Der Berechnungsstandard für einzelbetriebliche Klimabilanzen wurde durch elf wissenschaftliche und landwirtschaftliche Einrichtungen (u.a das Kuratorium für Technik und Bauen in der Landwirtschaft, das Thünen-Institut, die Landwirtschaftskammern) erarbeitet, richtet sich immer nach den aktuellsten Regeln der internationalen Treibhausgasberichterstattung. Der BEK legt als deutscher Standard die zu verwendenden Emissionsfaktoren, die Quellen der Emissionen sowie Allokationsverfahren für die Bilanzierung des CO2-Fußabdrucks auf landwirtschaftlichen Betrieben fest.

Die Berechnungsgrundlagen sind für jeden nachvollziehbar beim KTBL veröffentlicht unter: www.ktbl.de/themen/bek

Emissionen aus Moorflächen

Neben den 17 Fragen werden im Agrar-Klimacheck auch zwei zusätzliche Fragen zur Bewirtschaftung von Moorflächen gestellt. Aufgrund der unzureichenden Datengrundlage, die nötig wäre um die Emissionen aus Moorflächen abzuleiten, werden diese Angaben noch nicht in die Berechnung des CO2-Fußabdruckes einbezogen.

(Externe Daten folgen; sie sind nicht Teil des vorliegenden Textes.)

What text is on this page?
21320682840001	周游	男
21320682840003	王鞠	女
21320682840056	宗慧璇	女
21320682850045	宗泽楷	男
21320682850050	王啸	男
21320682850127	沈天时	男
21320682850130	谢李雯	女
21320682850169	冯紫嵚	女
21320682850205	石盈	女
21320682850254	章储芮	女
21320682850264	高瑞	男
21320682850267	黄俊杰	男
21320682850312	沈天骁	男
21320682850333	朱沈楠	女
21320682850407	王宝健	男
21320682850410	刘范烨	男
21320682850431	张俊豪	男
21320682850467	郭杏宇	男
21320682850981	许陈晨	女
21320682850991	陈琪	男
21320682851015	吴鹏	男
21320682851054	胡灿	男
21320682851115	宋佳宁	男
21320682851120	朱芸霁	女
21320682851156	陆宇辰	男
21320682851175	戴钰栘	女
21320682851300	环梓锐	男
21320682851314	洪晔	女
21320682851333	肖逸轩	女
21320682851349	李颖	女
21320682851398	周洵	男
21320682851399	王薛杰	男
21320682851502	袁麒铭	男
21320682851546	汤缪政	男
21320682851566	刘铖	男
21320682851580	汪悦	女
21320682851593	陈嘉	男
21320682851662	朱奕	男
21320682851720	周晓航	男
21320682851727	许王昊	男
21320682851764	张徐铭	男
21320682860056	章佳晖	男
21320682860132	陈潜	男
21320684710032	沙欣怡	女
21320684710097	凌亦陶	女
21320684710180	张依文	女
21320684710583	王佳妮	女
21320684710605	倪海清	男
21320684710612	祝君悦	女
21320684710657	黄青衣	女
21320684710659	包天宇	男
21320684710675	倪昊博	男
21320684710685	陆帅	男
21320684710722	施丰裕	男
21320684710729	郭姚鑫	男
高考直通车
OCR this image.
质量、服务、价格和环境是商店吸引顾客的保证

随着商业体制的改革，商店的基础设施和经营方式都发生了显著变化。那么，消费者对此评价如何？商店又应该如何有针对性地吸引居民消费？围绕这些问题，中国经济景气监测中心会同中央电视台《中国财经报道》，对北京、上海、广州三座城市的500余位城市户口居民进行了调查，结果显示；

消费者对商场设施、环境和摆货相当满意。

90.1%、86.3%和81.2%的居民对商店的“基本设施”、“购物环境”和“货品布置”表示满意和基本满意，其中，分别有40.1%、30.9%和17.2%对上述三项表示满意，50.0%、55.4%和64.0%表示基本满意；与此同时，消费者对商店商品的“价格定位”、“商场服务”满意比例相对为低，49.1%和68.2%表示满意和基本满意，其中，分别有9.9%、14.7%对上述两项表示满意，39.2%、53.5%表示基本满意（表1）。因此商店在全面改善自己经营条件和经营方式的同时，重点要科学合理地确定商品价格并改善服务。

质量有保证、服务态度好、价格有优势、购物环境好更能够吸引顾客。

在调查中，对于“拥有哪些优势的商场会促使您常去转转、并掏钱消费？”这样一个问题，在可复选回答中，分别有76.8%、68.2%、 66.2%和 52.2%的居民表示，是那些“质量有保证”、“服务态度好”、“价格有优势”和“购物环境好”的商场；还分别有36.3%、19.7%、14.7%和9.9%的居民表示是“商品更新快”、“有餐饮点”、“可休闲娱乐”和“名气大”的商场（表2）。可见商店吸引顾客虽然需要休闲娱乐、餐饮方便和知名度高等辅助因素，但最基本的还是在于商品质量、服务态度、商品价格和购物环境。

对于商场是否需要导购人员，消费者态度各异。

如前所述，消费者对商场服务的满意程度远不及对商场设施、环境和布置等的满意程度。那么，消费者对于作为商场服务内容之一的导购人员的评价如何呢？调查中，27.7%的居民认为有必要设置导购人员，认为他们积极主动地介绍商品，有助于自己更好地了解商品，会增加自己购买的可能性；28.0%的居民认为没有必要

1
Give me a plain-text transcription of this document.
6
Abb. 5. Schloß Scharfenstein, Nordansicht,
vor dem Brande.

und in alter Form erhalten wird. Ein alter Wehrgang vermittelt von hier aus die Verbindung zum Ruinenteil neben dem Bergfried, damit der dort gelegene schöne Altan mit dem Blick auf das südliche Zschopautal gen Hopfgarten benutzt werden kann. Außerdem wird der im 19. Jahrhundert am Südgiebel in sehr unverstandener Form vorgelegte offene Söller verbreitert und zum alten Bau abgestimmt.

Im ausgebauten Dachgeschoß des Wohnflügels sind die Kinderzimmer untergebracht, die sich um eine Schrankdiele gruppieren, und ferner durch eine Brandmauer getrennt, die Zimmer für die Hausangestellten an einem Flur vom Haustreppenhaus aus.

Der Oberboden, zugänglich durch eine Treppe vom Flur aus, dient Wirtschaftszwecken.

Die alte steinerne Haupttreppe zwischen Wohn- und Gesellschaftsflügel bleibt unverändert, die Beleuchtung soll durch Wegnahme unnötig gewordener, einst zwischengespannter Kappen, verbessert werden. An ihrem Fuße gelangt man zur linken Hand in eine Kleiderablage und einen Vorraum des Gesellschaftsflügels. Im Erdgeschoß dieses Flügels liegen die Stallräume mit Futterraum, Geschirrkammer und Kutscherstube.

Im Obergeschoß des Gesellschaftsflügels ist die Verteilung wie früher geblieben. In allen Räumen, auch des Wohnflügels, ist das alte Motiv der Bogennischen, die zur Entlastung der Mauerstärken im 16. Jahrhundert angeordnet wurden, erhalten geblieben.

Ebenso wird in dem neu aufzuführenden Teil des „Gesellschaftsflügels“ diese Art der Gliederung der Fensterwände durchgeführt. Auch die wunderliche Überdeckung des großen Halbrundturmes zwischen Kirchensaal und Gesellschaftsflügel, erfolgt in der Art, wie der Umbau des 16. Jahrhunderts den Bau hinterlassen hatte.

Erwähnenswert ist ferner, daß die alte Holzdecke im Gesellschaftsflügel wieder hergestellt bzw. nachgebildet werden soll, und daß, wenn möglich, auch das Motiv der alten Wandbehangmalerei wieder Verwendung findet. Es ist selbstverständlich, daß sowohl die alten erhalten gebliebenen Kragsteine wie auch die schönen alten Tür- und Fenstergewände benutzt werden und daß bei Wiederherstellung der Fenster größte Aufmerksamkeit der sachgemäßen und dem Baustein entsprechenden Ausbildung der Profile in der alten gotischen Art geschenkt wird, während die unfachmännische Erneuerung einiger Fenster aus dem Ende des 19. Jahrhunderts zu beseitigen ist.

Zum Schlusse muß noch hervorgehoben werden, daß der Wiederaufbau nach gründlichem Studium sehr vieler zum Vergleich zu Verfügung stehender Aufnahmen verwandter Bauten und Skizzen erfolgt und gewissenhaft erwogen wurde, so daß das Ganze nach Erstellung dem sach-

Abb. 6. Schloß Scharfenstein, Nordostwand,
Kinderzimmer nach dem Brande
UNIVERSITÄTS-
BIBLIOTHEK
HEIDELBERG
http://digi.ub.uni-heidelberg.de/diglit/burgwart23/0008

Da die Emissionen aus Moorflächen einen Großteil des Fußabdrucks ausmachen, wird die Erhebung durchgeführt, um nachträgliche Anpassungen des Fußabdrucks machen zu können, alsbald reliable Werte für Emissionen vorliegen. Außerdem helfen die Ergebnisse für die grobe Einordnung, welche Ausmaß die Bewirtschaftung von Moorflächen für die Milchproduktion hat.

TEKLa

Das von der Landwirtschaftskammer Niedersachsen entwickelte Excel-Tool TEKLa (Treibhausgas-Emissions-Kalkulator-Landwirtschaft) berechnet die Treibhausgasemissionen des Milcherzeugerbetriebs, inklusive des vorgelagerten Bereichs, sodass Landwirte bzw. Berater die Stellschrauben zur Verbesserung ihres CO2-Fußabdrucks identifizieren können.

Durch jahrelange Entwicklung und Optimierung erriecht TEKLa die wissenschaftliche Erkenntnisse in die praktische Beratung einzubetten. Ebenso wie der Agrar-Klimacheck basiert TEKLa auf dem BEK-Standard.